The Sudwala Caves are part of the Malmani Dolomite Ridge, in turn part of the Drakensberg escarpment, near Nelspruit in Mpumalanga. They are solutional caves – that is to say they were formed by natural acid in groundwater seeping through faults and joins, and dissolving rock. This most often occurs when the rock is dolomite rock and/or limestone.
The Sudwala Caves are formed in both: mostly in dolomite rock, as well as erid, shale, conglomerate, chert and limestone.
Situated within the beautiful 1,000 hectare Umhloti Nature Reserve, 15 kilometres outside Nelspruit, the Jane Goodall Institute (JGI) South Africa Chimpanzee Sanctuary is home to chimps that have been misplaced from their natural habitats in Africa.
Chimp Eden was established in 2006 and is the first and only chimpanzee sanctuary in South Africa. This JGI chimpanzee sanctuary brings the world of chimpanzees closer to humanity through education end eco-tourism.

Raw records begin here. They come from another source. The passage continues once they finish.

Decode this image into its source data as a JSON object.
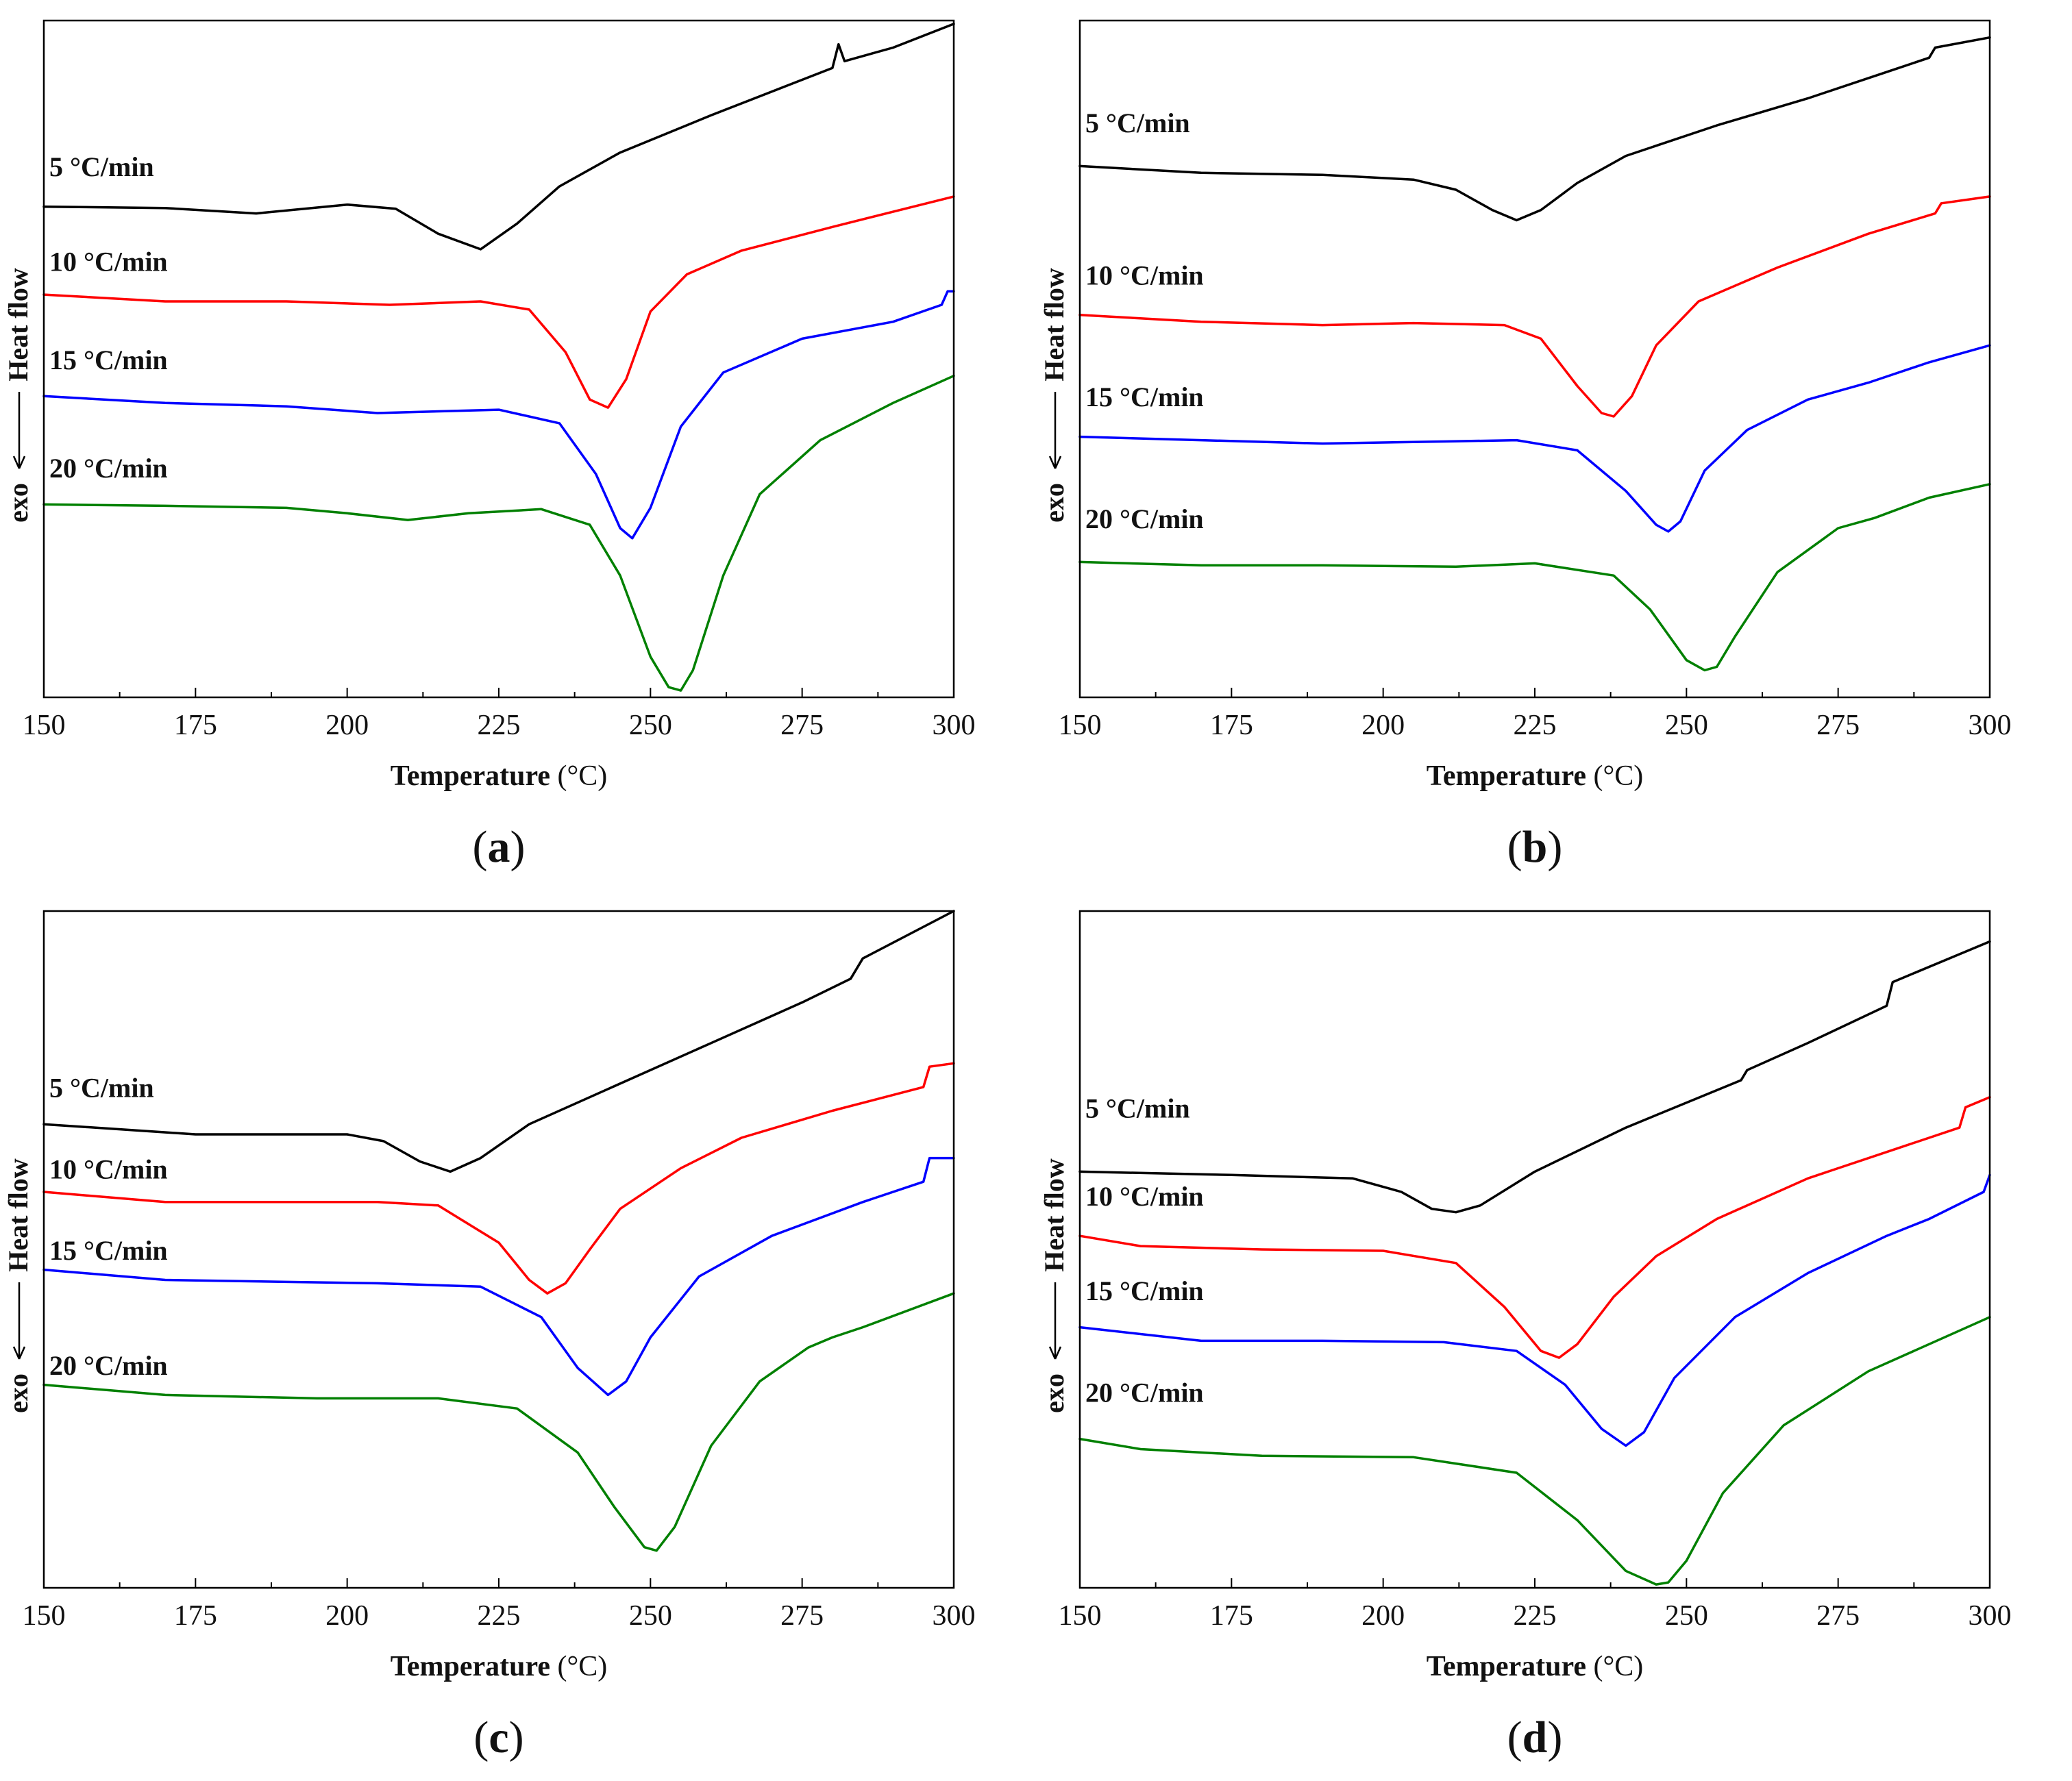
{
  "chart_data": [
    {
      "type": "line",
      "caption": "a",
      "xlabel": "Temperature",
      "xunit": "(°C)",
      "ylabel_main": "Heat  flow",
      "ylabel_exo": "exo",
      "xlim": [
        150,
        300
      ],
      "xticks": [
        150,
        175,
        200,
        225,
        250,
        275,
        300
      ],
      "ylim": [
        0,
        100
      ],
      "series": [
        {
          "name": "5 °C/min",
          "color": "#000000",
          "label_y": 77,
          "x": [
            150,
            170,
            185,
            200,
            208,
            215,
            222,
            228,
            235,
            245,
            260,
            270,
            280,
            281,
            282,
            290,
            300
          ],
          "y": [
            72.5,
            72.3,
            71.5,
            72.8,
            72.2,
            68.5,
            66.2,
            70.0,
            75.5,
            80.5,
            86.0,
            89.5,
            93.0,
            96.5,
            94.0,
            96.0,
            99.5
          ]
        },
        {
          "name": "10 °C/min",
          "color": "#ff0000",
          "label_y": 63,
          "x": [
            150,
            170,
            190,
            207,
            222,
            230,
            236,
            240,
            243,
            246,
            250,
            256,
            265,
            280,
            300
          ],
          "y": [
            59.5,
            58.5,
            58.5,
            58.0,
            58.5,
            57.3,
            51.0,
            44.0,
            42.8,
            47.0,
            57.0,
            62.5,
            66.0,
            69.5,
            74.0
          ]
        },
        {
          "name": "15 °C/min",
          "color": "#0000ff",
          "label_y": 48.5,
          "x": [
            150,
            170,
            190,
            205,
            225,
            235,
            241,
            245,
            247,
            250,
            255,
            262,
            275,
            290,
            298,
            299,
            300
          ],
          "y": [
            44.5,
            43.5,
            43.0,
            42.0,
            42.5,
            40.5,
            33.0,
            25.0,
            23.5,
            28.0,
            40.0,
            48.0,
            53.0,
            55.5,
            58.0,
            60.0,
            60.0
          ]
        },
        {
          "name": "20 °C/min",
          "color": "#008000",
          "label_y": 32.5,
          "x": [
            150,
            170,
            190,
            200,
            210,
            220,
            232,
            240,
            245,
            250,
            253,
            255,
            257,
            262,
            268,
            278,
            290,
            300
          ],
          "y": [
            28.5,
            28.3,
            28.0,
            27.2,
            26.2,
            27.2,
            27.8,
            25.5,
            18.0,
            6.0,
            1.5,
            1.0,
            4.0,
            18.0,
            30.0,
            38.0,
            43.5,
            47.5
          ]
        }
      ]
    },
    {
      "type": "line",
      "caption": "b",
      "xlabel": "Temperature",
      "xunit": "(°C)",
      "ylabel_main": "Heat  flow",
      "ylabel_exo": "exo",
      "xlim": [
        150,
        300
      ],
      "xticks": [
        150,
        175,
        200,
        225,
        250,
        275,
        300
      ],
      "ylim": [
        0,
        100
      ],
      "series": [
        {
          "name": "5 °C/min",
          "color": "#000000",
          "label_y": 83.5,
          "x": [
            150,
            170,
            190,
            205,
            212,
            218,
            222,
            226,
            232,
            240,
            255,
            270,
            285,
            290,
            291,
            300
          ],
          "y": [
            78.5,
            77.5,
            77.2,
            76.5,
            75.0,
            72.0,
            70.5,
            72.0,
            76.0,
            80.0,
            84.5,
            88.5,
            93.0,
            94.5,
            96.0,
            97.5
          ]
        },
        {
          "name": "10 °C/min",
          "color": "#ff0000",
          "label_y": 61,
          "x": [
            150,
            170,
            190,
            205,
            220,
            226,
            232,
            236,
            238,
            241,
            245,
            252,
            265,
            280,
            291,
            292,
            300
          ],
          "y": [
            56.5,
            55.5,
            55.0,
            55.3,
            55.0,
            53.0,
            46.0,
            42.0,
            41.5,
            44.5,
            52.0,
            58.5,
            63.5,
            68.5,
            71.5,
            73.0,
            74.0
          ]
        },
        {
          "name": "15 °C/min",
          "color": "#0000ff",
          "label_y": 43,
          "x": [
            150,
            170,
            190,
            210,
            222,
            232,
            240,
            245,
            247,
            249,
            253,
            260,
            270,
            280,
            290,
            300
          ],
          "y": [
            38.5,
            38.0,
            37.5,
            37.8,
            38.0,
            36.5,
            30.5,
            25.5,
            24.5,
            26.0,
            33.5,
            39.5,
            44.0,
            46.5,
            49.5,
            52.0
          ]
        },
        {
          "name": "20 °C/min",
          "color": "#008000",
          "label_y": 25,
          "x": [
            150,
            170,
            190,
            212,
            225,
            238,
            244,
            250,
            253,
            255,
            258,
            265,
            275,
            281,
            290,
            300
          ],
          "y": [
            20.0,
            19.5,
            19.5,
            19.3,
            19.8,
            18.0,
            13.0,
            5.5,
            4.0,
            4.5,
            9.0,
            18.5,
            25.0,
            26.5,
            29.5,
            31.5
          ]
        }
      ]
    },
    {
      "type": "line",
      "caption": "c",
      "xlabel": "Temperature",
      "xunit": "(°C)",
      "ylabel_main": "Heat  flow",
      "ylabel_exo": "exo",
      "xlim": [
        150,
        300
      ],
      "xticks": [
        150,
        175,
        200,
        225,
        250,
        275,
        300
      ],
      "ylim": [
        0,
        100
      ],
      "series": [
        {
          "name": "5 °C/min",
          "color": "#000000",
          "label_y": 72.5,
          "x": [
            150,
            175,
            200,
            206,
            212,
            217,
            222,
            230,
            245,
            260,
            275,
            283,
            285,
            300
          ],
          "y": [
            68.5,
            67.0,
            67.0,
            66.0,
            63.0,
            61.5,
            63.5,
            68.5,
            74.5,
            80.5,
            86.5,
            90.0,
            93.0,
            100.0
          ]
        },
        {
          "name": "10 °C/min",
          "color": "#ff0000",
          "label_y": 60.5,
          "x": [
            150,
            170,
            190,
            205,
            215,
            225,
            230,
            233,
            236,
            240,
            245,
            255,
            265,
            280,
            295,
            296,
            300
          ],
          "y": [
            58.5,
            57.0,
            57.0,
            57.0,
            56.5,
            51.0,
            45.5,
            43.5,
            45.0,
            50.0,
            56.0,
            62.0,
            66.5,
            70.5,
            74.0,
            77.0,
            77.5
          ]
        },
        {
          "name": "15 °C/min",
          "color": "#0000ff",
          "label_y": 48.5,
          "x": [
            150,
            170,
            190,
            205,
            222,
            232,
            238,
            243,
            246,
            250,
            258,
            270,
            285,
            295,
            296,
            300
          ],
          "y": [
            47.0,
            45.5,
            45.2,
            45.0,
            44.5,
            40.0,
            32.5,
            28.5,
            30.5,
            37.0,
            46.0,
            52.0,
            57.0,
            60.0,
            63.5,
            63.5
          ]
        },
        {
          "name": "20 °C/min",
          "color": "#008000",
          "label_y": 31.5,
          "x": [
            150,
            170,
            195,
            215,
            228,
            238,
            244,
            249,
            251,
            254,
            260,
            268,
            276,
            280,
            285,
            300
          ],
          "y": [
            30.0,
            28.5,
            28.0,
            28.0,
            26.5,
            20.0,
            12.0,
            6.0,
            5.5,
            9.0,
            21.0,
            30.5,
            35.5,
            37.0,
            38.5,
            43.5
          ]
        }
      ]
    },
    {
      "type": "line",
      "caption": "d",
      "xlabel": "Temperature",
      "xunit": "(°C)",
      "ylabel_main": "Heat  flow",
      "ylabel_exo": "exo",
      "xlim": [
        150,
        300
      ],
      "xticks": [
        150,
        175,
        200,
        225,
        250,
        275,
        300
      ],
      "ylim": [
        0,
        100
      ],
      "series": [
        {
          "name": "5 °C/min",
          "color": "#000000",
          "label_y": 69.5,
          "x": [
            150,
            175,
            195,
            203,
            208,
            212,
            216,
            225,
            240,
            259,
            260,
            270,
            283,
            284,
            300
          ],
          "y": [
            61.5,
            61.0,
            60.5,
            58.5,
            56.0,
            55.5,
            56.5,
            61.5,
            68.0,
            75.0,
            76.5,
            80.5,
            86.0,
            89.5,
            95.5
          ]
        },
        {
          "name": "10 °C/min",
          "color": "#ff0000",
          "label_y": 56.5,
          "x": [
            150,
            160,
            180,
            200,
            212,
            220,
            226,
            229,
            232,
            238,
            245,
            255,
            270,
            285,
            295,
            296,
            300
          ],
          "y": [
            52.0,
            50.5,
            50.0,
            49.8,
            48.0,
            41.5,
            35.0,
            34.0,
            36.0,
            43.0,
            49.0,
            54.5,
            60.5,
            65.0,
            68.0,
            71.0,
            72.5
          ]
        },
        {
          "name": "15 °C/min",
          "color": "#0000ff",
          "label_y": 42.5,
          "x": [
            150,
            170,
            190,
            210,
            222,
            230,
            236,
            240,
            243,
            248,
            258,
            270,
            283,
            290,
            299,
            300
          ],
          "y": [
            38.5,
            36.5,
            36.5,
            36.3,
            35.0,
            30.0,
            23.5,
            21.0,
            23.0,
            31.0,
            40.0,
            46.5,
            52.0,
            54.5,
            58.5,
            61.0
          ]
        },
        {
          "name": "20 °C/min",
          "color": "#008000",
          "label_y": 27.5,
          "x": [
            150,
            160,
            180,
            205,
            222,
            232,
            240,
            245,
            247,
            250,
            256,
            266,
            280,
            300
          ],
          "y": [
            22.0,
            20.5,
            19.5,
            19.3,
            17.0,
            10.0,
            2.5,
            0.5,
            0.8,
            4.0,
            14.0,
            24.0,
            32.0,
            40.0
          ]
        }
      ]
    }
  ]
}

- The chimpanzee (Pan Troglodytes) is considered to be the closest relative to humans and is “Endangered’ under a strict application of the IUCN Red List Criteria (International Union for Conservation of Nature) and is listed in Appendix 1 of CITES (Convention on International Trade in Endangered Species of Wild Fauna and Flora). Chimpanzees in the wild may be extinct within the next 10 – 20 years if current trends cannot be reversed.
The goal of the chimpanzee sanctuary is to rescue chimpanzees that have survived the bush meat trade, been orphaned, traded in the illegal pet market, or rescued from being traumatised for entertainment in circuses, beach resorts and night clubs.
The chimpanzees at Chimp Eden are the lucky ones, living out their lives in a risk free environment and being provided with the necessary attention to recover from the trauma they have experienced. The chimpanzees spend their days in semi-wild enclosures, and show normal social interaction and behavioural patterns as group members.
Founded in 1977, the Jane Goodall Institute continues Dr Goodall’s pioneering research on chimpanzee behaviour. This research transformed scientific perceptions of the relationship between humans and animals. The South African chimpanzee sanctuary is proud to be part of the Jane Good Institute, which is a global leader in the effort to conserve and preserve endangered species and habitats, and in particular chimpanzees.